5. Sandeman House Garden

  • Open during office hours and is free to visit.
Yet another Royal Mile secret garden, Patrick Geddes would be proud! Speaking of Geddes, you'll find a lovely bust of Edinburgh's renowned town planner within Sandeman House Garden. Unlike Dunbars Close Garden and Chessels Court, Sandeman House Garden belongs to the Scottish Book Trust. It can be slightly tricky to spot as it's tucked away down Trunks Close. Just look out for John Knox's house and you'll discover Trunks Close to your left.

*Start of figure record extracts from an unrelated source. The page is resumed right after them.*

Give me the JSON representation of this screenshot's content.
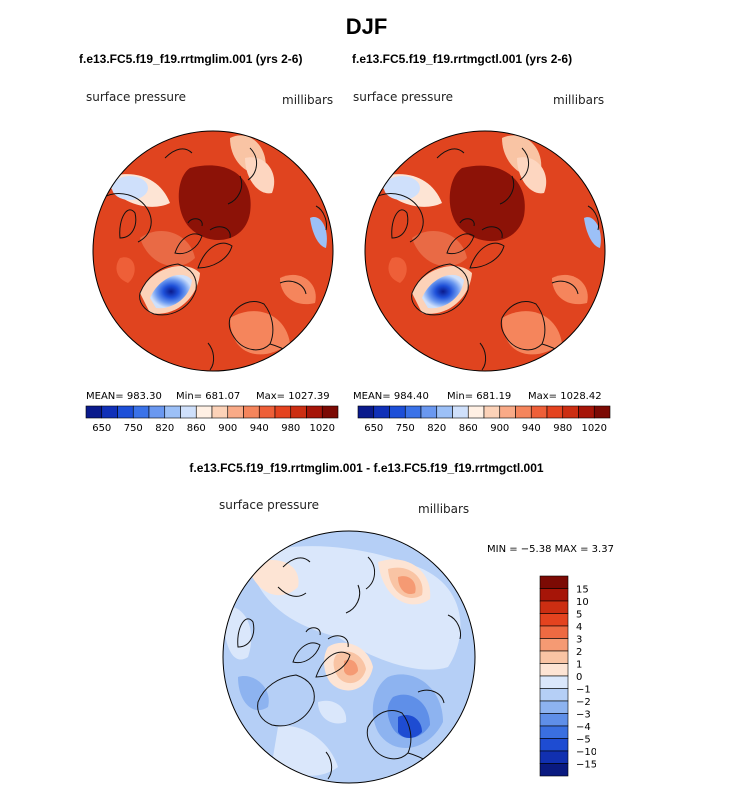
{
  "figure": {
    "title": "DJF",
    "case_a": "f.e13.FC5.f19_f19.rrtmglim.001 (yrs 2-6)",
    "case_b": "f.e13.FC5.f19_f19.rrtmgctl.001 (yrs 2-6)",
    "diff_title": "f.e13.FC5.f19_f19.rrtmglim.001 - f.e13.FC5.f19_f19.rrtmgctl.001"
  },
  "chart_data": [
    {
      "type": "heatmap",
      "panel": "case_a",
      "variable": "surface pressure",
      "units": "millibars",
      "projection": "north polar stereographic",
      "stats": {
        "mean": "983.30",
        "min": "681.07",
        "max": "1027.39"
      },
      "mean_label": "MEAN= 983.30",
      "min_label": "Min= 681.07",
      "max_label": "Max= 1027.39",
      "colorbar": {
        "levels": [
          650,
          700,
          750,
          800,
          820,
          840,
          860,
          880,
          900,
          920,
          940,
          960,
          980,
          1000,
          1020
        ],
        "tick_labels": [
          "650",
          "750",
          "820",
          "860",
          "900",
          "940",
          "980",
          "1020"
        ],
        "colors": [
          "#0a1a8c",
          "#1030b8",
          "#1d4fd8",
          "#3a72e8",
          "#6a98f0",
          "#9cc0f7",
          "#cfe0fb",
          "#fff0e4",
          "#fcd2b8",
          "#f9aa87",
          "#f5855c",
          "#ee5f38",
          "#e4431f",
          "#cc2e12",
          "#a61508",
          "#7c0a04"
        ]
      }
    },
    {
      "type": "heatmap",
      "panel": "case_b",
      "variable": "surface pressure",
      "units": "millibars",
      "projection": "north polar stereographic",
      "stats": {
        "mean": "984.40",
        "min": "681.19",
        "max": "1028.42"
      },
      "mean_label": "MEAN= 984.40",
      "min_label": "Min= 681.19",
      "max_label": "Max= 1028.42",
      "colorbar": {
        "levels": [
          650,
          700,
          750,
          800,
          820,
          840,
          860,
          880,
          900,
          920,
          940,
          960,
          980,
          1000,
          1020
        ],
        "tick_labels": [
          "650",
          "750",
          "820",
          "860",
          "900",
          "940",
          "980",
          "1020"
        ],
        "colors": [
          "#0a1a8c",
          "#1030b8",
          "#1d4fd8",
          "#3a72e8",
          "#6a98f0",
          "#9cc0f7",
          "#cfe0fb",
          "#fff0e4",
          "#fcd2b8",
          "#f9aa87",
          "#f5855c",
          "#ee5f38",
          "#e4431f",
          "#cc2e12",
          "#a61508",
          "#7c0a04"
        ]
      }
    },
    {
      "type": "heatmap",
      "panel": "difference",
      "variable": "surface pressure",
      "units": "millibars",
      "projection": "north polar stereographic",
      "stats": {
        "min": "-5.38",
        "max": "3.37"
      },
      "minmax_label": "MIN =  −5.38 MAX =   3.37",
      "colorbar": {
        "levels": [
          15,
          10,
          5,
          4,
          3,
          2,
          1,
          0,
          -1,
          -2,
          -3,
          -4,
          -5,
          -10,
          -15
        ],
        "tick_labels": [
          "15",
          "10",
          "5",
          "4",
          "3",
          "2",
          "1",
          "0",
          "−1",
          "−2",
          "−3",
          "−4",
          "−5",
          "−10",
          "−15"
        ],
        "colors": [
          "#7c0a04",
          "#a61508",
          "#cc2e12",
          "#e4431f",
          "#ee6a42",
          "#f59a73",
          "#f9c4a4",
          "#fde4d4",
          "#dae7fb",
          "#b5cff6",
          "#8db3f0",
          "#5f8fe8",
          "#3a6fe0",
          "#1e4cd2",
          "#1130b0",
          "#0a1a80"
        ]
      }
    }
  ]
}
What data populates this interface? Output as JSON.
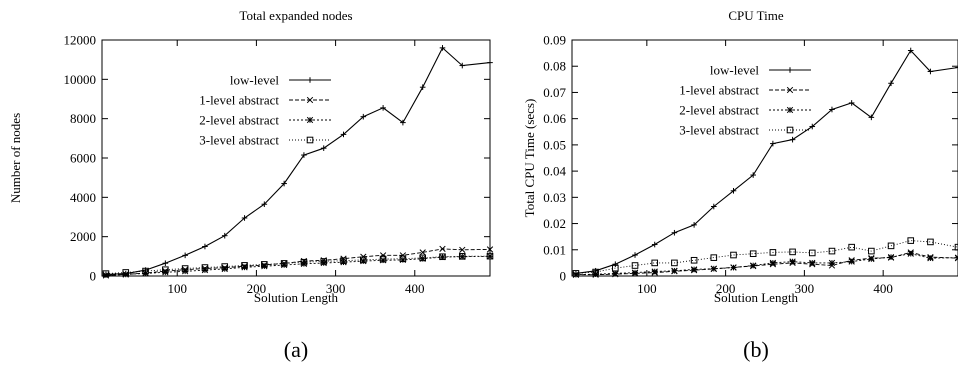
{
  "chart_data": [
    {
      "type": "line",
      "subfigure_label": "(a)",
      "title": "Total expanded nodes",
      "xlabel": "Solution Length",
      "ylabel": "Number of nodes",
      "xlim": [
        5,
        495
      ],
      "ylim": [
        0,
        12000
      ],
      "xticks": [
        "100",
        "200",
        "300",
        "400"
      ],
      "yticks": [
        "0",
        "2000",
        "4000",
        "6000",
        "8000",
        "10000",
        "12000"
      ],
      "grid": false,
      "legend_position": "top-left",
      "x": [
        10,
        35,
        60,
        85,
        110,
        135,
        160,
        185,
        210,
        235,
        260,
        285,
        310,
        335,
        360,
        385,
        410,
        435,
        460,
        495
      ],
      "series": [
        {
          "name": "low-level",
          "marker": "plus",
          "values": [
            80,
            120,
            300,
            650,
            1050,
            1500,
            2050,
            2950,
            3650,
            4700,
            6150,
            6500,
            7200,
            8100,
            8550,
            7800,
            9600,
            11600,
            10700,
            10850
          ]
        },
        {
          "name": "1-level abstract",
          "marker": "cross",
          "values": [
            30,
            80,
            150,
            250,
            320,
            380,
            420,
            500,
            560,
            640,
            760,
            800,
            880,
            980,
            1050,
            1050,
            1200,
            1380,
            1330,
            1350
          ]
        },
        {
          "name": "2-level abstract",
          "marker": "star",
          "values": [
            40,
            80,
            130,
            190,
            240,
            300,
            360,
            440,
            500,
            560,
            620,
            660,
            700,
            760,
            800,
            820,
            880,
            960,
            980,
            1000
          ]
        },
        {
          "name": "3-level abstract",
          "marker": "square",
          "values": [
            120,
            180,
            250,
            320,
            380,
            430,
            480,
            540,
            590,
            640,
            700,
            740,
            780,
            820,
            860,
            880,
            920,
            980,
            1000,
            1010
          ]
        }
      ]
    },
    {
      "type": "line",
      "subfigure_label": "(b)",
      "title": "CPU Time",
      "xlabel": "Solution Length",
      "ylabel": "Total CPU Time (secs)",
      "xlim": [
        5,
        495
      ],
      "ylim": [
        0,
        0.09
      ],
      "xticks": [
        "100",
        "200",
        "300",
        "400"
      ],
      "yticks": [
        "0",
        "0.01",
        "0.02",
        "0.03",
        "0.04",
        "0.05",
        "0.06",
        "0.07",
        "0.08",
        "0.09"
      ],
      "grid": false,
      "legend_position": "top-left",
      "x": [
        10,
        35,
        60,
        85,
        110,
        135,
        160,
        185,
        210,
        235,
        260,
        285,
        310,
        335,
        360,
        385,
        410,
        435,
        460,
        495
      ],
      "series": [
        {
          "name": "low-level",
          "marker": "plus",
          "values": [
            0.001,
            0.002,
            0.0045,
            0.008,
            0.012,
            0.0165,
            0.0195,
            0.0265,
            0.0325,
            0.0385,
            0.0505,
            0.052,
            0.057,
            0.0635,
            0.066,
            0.0605,
            0.0735,
            0.086,
            0.078,
            0.0795
          ]
        },
        {
          "name": "1-level abstract",
          "marker": "cross",
          "values": [
            0.0005,
            0.0005,
            0.0007,
            0.001,
            0.0013,
            0.0018,
            0.0022,
            0.0027,
            0.0033,
            0.0038,
            0.0045,
            0.005,
            0.0045,
            0.004,
            0.006,
            0.0068,
            0.007,
            0.009,
            0.0072,
            0.0068
          ]
        },
        {
          "name": "2-level abstract",
          "marker": "star",
          "values": [
            0.0005,
            0.0007,
            0.001,
            0.0013,
            0.0017,
            0.002,
            0.0025,
            0.0028,
            0.0032,
            0.004,
            0.005,
            0.0055,
            0.005,
            0.005,
            0.0055,
            0.0065,
            0.0072,
            0.0085,
            0.0068,
            0.007
          ]
        },
        {
          "name": "3-level abstract",
          "marker": "square",
          "values": [
            0.001,
            0.0015,
            0.003,
            0.004,
            0.005,
            0.005,
            0.006,
            0.007,
            0.008,
            0.0085,
            0.009,
            0.0092,
            0.0088,
            0.0095,
            0.011,
            0.0095,
            0.0115,
            0.0135,
            0.013,
            0.011
          ]
        }
      ]
    }
  ]
}
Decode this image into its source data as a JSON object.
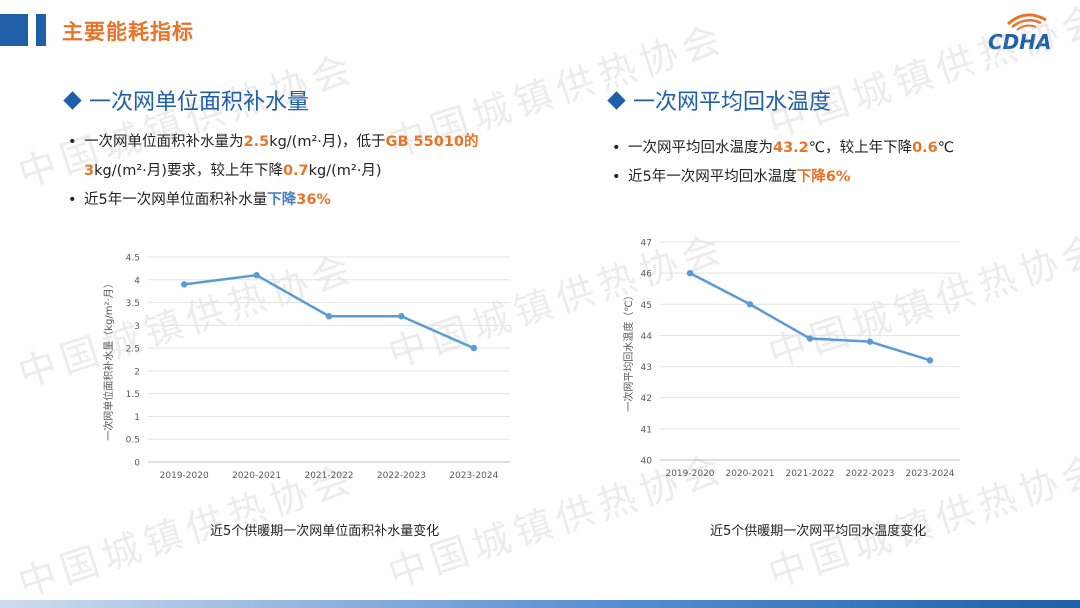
{
  "header": {
    "title": "主要能耗指标",
    "logo_text": "CDHA"
  },
  "watermark": {
    "text": "中国城镇供热协会"
  },
  "left": {
    "heading": "一次网单位面积补水量",
    "b1_pre": "一次网单位面积补水量为",
    "b1_val": "2.5",
    "b1_mid": "kg/(m²·月)，低于",
    "b1_std": "GB 55010的",
    "b1_std_val": "3",
    "b1_end1": "kg/(m²·月)要求，较上年下降",
    "b1_drop": "0.7",
    "b1_end2": "kg/(m²·月)",
    "b2_pre": "近5年一次网单位面积补水量",
    "b2_hl1": "下降",
    "b2_hl2": "36%"
  },
  "right": {
    "heading": "一次网平均回水温度",
    "b1_pre": "一次网平均回水温度为",
    "b1_val": "43.2",
    "b1_mid": "℃，较上年下降",
    "b1_drop": "0.6",
    "b1_end": "℃",
    "b2_pre": "近5年一次网平均回水温度",
    "b2_hl": "下降6%"
  },
  "chart_data": [
    {
      "type": "line",
      "categories": [
        "2019-2020",
        "2020-2021",
        "2021-2022",
        "2022-2023",
        "2023-2024"
      ],
      "values": [
        3.9,
        4.1,
        3.2,
        3.2,
        2.5
      ],
      "ylim": [
        0,
        4.5
      ],
      "yticks": [
        "0",
        "0.5",
        "1",
        "1.5",
        "2",
        "2.5",
        "3",
        "3.5",
        "4",
        "4.5"
      ],
      "xlabel": "",
      "ylabel": "一次网单位面积补水量（kg/m²·月）",
      "title": "近5个供暖期一次网单位面积补水量变化",
      "color": "#5b9bd5",
      "grid": true
    },
    {
      "type": "line",
      "categories": [
        "2019-2020",
        "2020-2021",
        "2021-2022",
        "2022-2023",
        "2023-2024"
      ],
      "values": [
        46.0,
        45.0,
        43.9,
        43.8,
        43.2
      ],
      "ylim": [
        40,
        47
      ],
      "yticks": [
        "40",
        "41",
        "42",
        "43",
        "44",
        "45",
        "46",
        "47"
      ],
      "xlabel": "",
      "ylabel": "一次网平均回水温度（℃）",
      "title": "近5个供暖期一次网平均回水温度变化",
      "color": "#5b9bd5",
      "grid": true
    }
  ]
}
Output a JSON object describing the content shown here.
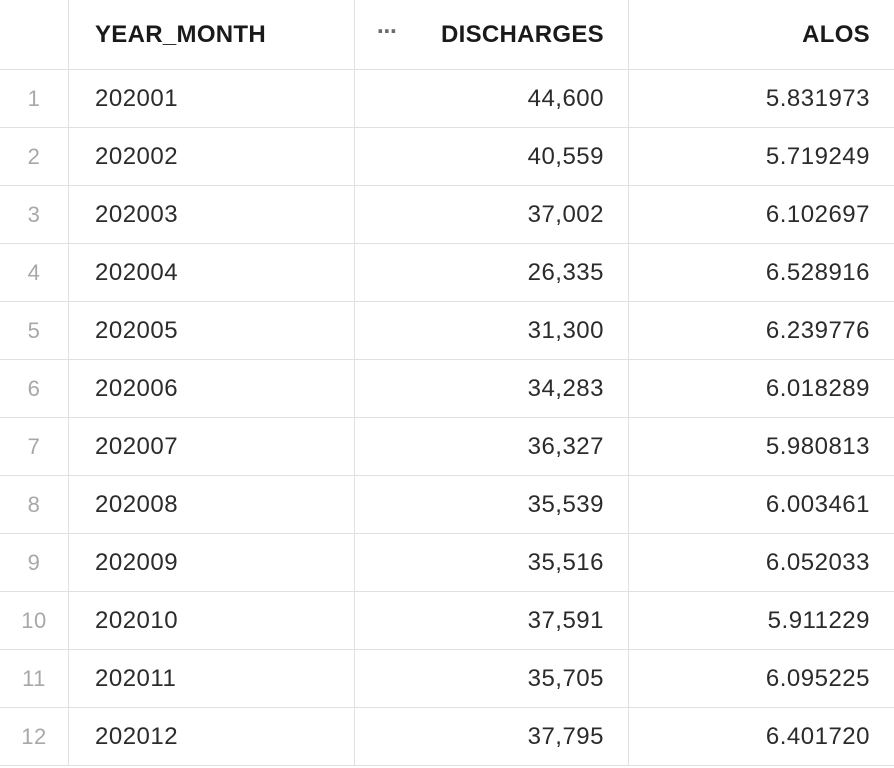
{
  "table": {
    "columns": {
      "row_num": "",
      "year_month": "YEAR_MONTH",
      "discharges": "DISCHARGES",
      "alos": "ALOS"
    },
    "column_menu_icon": "⋯",
    "rows": [
      {
        "n": "1",
        "year_month": "202001",
        "discharges": "44,600",
        "alos": "5.831973"
      },
      {
        "n": "2",
        "year_month": "202002",
        "discharges": "40,559",
        "alos": "5.719249"
      },
      {
        "n": "3",
        "year_month": "202003",
        "discharges": "37,002",
        "alos": "6.102697"
      },
      {
        "n": "4",
        "year_month": "202004",
        "discharges": "26,335",
        "alos": "6.528916"
      },
      {
        "n": "5",
        "year_month": "202005",
        "discharges": "31,300",
        "alos": "6.239776"
      },
      {
        "n": "6",
        "year_month": "202006",
        "discharges": "34,283",
        "alos": "6.018289"
      },
      {
        "n": "7",
        "year_month": "202007",
        "discharges": "36,327",
        "alos": "5.980813"
      },
      {
        "n": "8",
        "year_month": "202008",
        "discharges": "35,539",
        "alos": "6.003461"
      },
      {
        "n": "9",
        "year_month": "202009",
        "discharges": "35,516",
        "alos": "6.052033"
      },
      {
        "n": "10",
        "year_month": "202010",
        "discharges": "37,591",
        "alos": "5.911229"
      },
      {
        "n": "11",
        "year_month": "202011",
        "discharges": "35,705",
        "alos": "6.095225"
      },
      {
        "n": "12",
        "year_month": "202012",
        "discharges": "37,795",
        "alos": "6.401720"
      }
    ]
  }
}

This secluded spot is a brilliant spot to enjoy a bit of peace and quiet or enjoy a packed lunch.


6. Archivist’s Garden

  • Open during office hours and is free to visit.
You'd hardly expect to find one of Edinburgh's Secret Gardens just off one of the busiest streets in Edinburgh, Princes Street. I admit it took me a while to figure out where exactly it was as I'd seen photos online and not recognised the surroundings. Turns out, the courtyard garden is sandwiched between General Register House and New Register House. It's best to try and visit the Archivist’s Garden during spring or summer as the 57 plant species will be in bloom. The most interesting aspect of this garden is that the extensive plant collection is all connected to Scotland, its people, and its history.


7. Edinburgh's Private Gardens

Lastly, I thought I'd include Edinburgh's New Town private gardens as they are all well worth a visit. Sadly, the gardens are closed to the public for most of the year but keep an eye out on Scotland's Garden Scheme and Doors Open Days Scotland as a few of them fling their doors open at least once or twice a year.